Although Sunak hasn’t confirmed it, it’s widely expected that he’ll also make the case for his Defence Secretary, Ben Wallace, to become the head of NATO when Jens Stoltenberg leaves the post at the end of September. The US has historically been widely influential in deciding who takes that post, so Sunak will want Biden to back Wallace for the British candidate to even have a chance at getting the top job.
Earlier this week, Sunak praised Wallace, defining him a “great Defence Secretary” who does a “fantastic job”. Sunak was also making the case for Wallace with other world leaders on the margins of the G7 meeting in Hiroshima in May.
Wallace has previously admitted the NATO job would be one he would like. He is appreciated as a thoughtful player in foreign politics in the US, especially because he was so instrumental in pushing and maintaining support for Ukraine among Western allies.
But competition is fierce. Denmark’s prime minister Mette Frederiksen is the other major contender for the post of NATO secretary-general. She would be the first female head of the military alliance. She will also be meeting Biden next Monday – most likely to convince him of how well she could do in the role.
Another touted candidate is Lithuanian prime minister Ingrida Ðimonytë. Yet it’s unclear whether all NATO members would feel comfortable giving the position to a candidate from a state bordering Russia. They might consider it too provocative, after the admission of Finland into the alliance and the potential future admission of Sweden.
The job is incredibly prestigious in international politics. In practical terms, the secretary-general is the top civil servant and the principal spokesperson for NATO. They chair all the major committees and are responsible for leading discussions and ensuring decisions are implemented.
The last time a British politician became NATO secretary general was in 1999, when Labour MP George Robertson took the post.
If Wallace wins, he would get the job for four years, which can be extended if all member states agree.
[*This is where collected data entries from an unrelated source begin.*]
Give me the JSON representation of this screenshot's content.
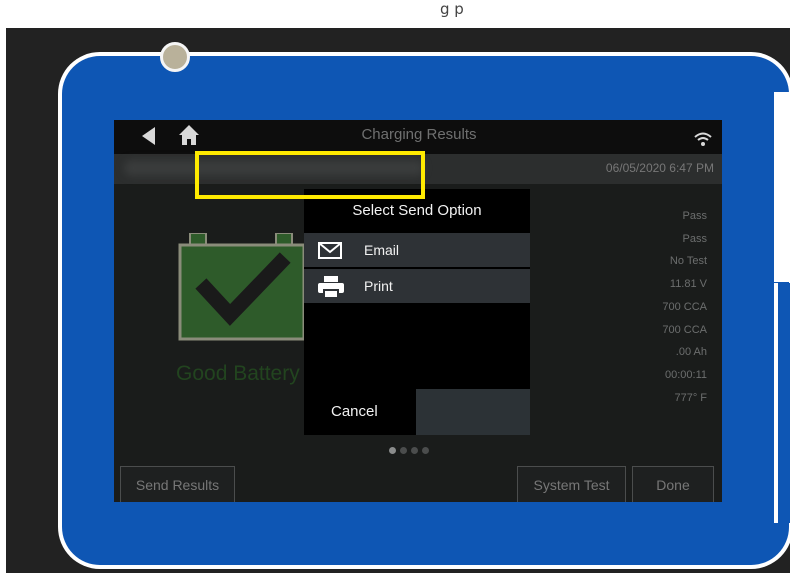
{
  "caption": {
    "text": "g         p"
  },
  "screen": {
    "title": "Charging Results",
    "datetime": "06/05/2020 6:47 PM",
    "battery_status": "Good Battery",
    "results": [
      "Pass",
      "Pass",
      "No Test",
      "11.81 V",
      "700 CCA",
      "700 CCA",
      ".00 Ah",
      "00:00:11",
      "777° F"
    ],
    "page_indicator": {
      "count": 4,
      "current": 1
    }
  },
  "dialog": {
    "title": "Select Send Option",
    "options": [
      {
        "label": "Email",
        "icon": "email-icon"
      },
      {
        "label": "Print",
        "icon": "printer-icon"
      }
    ],
    "cancel_label": "Cancel"
  },
  "buttons": {
    "send_results": "Send Results",
    "system_test": "System Test",
    "done": "Done"
  },
  "colors": {
    "device_blue": "#0e56b4",
    "highlight": "#ffea00",
    "battery_green": "#2e5b2a"
  },
  "icons": [
    "back-arrow-icon",
    "home-icon",
    "wifi-icon",
    "battery-check-icon",
    "email-icon",
    "printer-icon"
  ]
}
Stoltenberg, former prime minister of Norway, extended his mandate three times before deciding to leave when his last term ends this year. Since he took the post in 2014, Stoltenberg guided the alliance through several international crises.
The new secretary-general will have to walk a fine line, maintaining the balance between support for Ukraine – and possibly increased military aid – and not directly intervening in Russia’s war. It won’t be an easy job, whoever ends up taking it.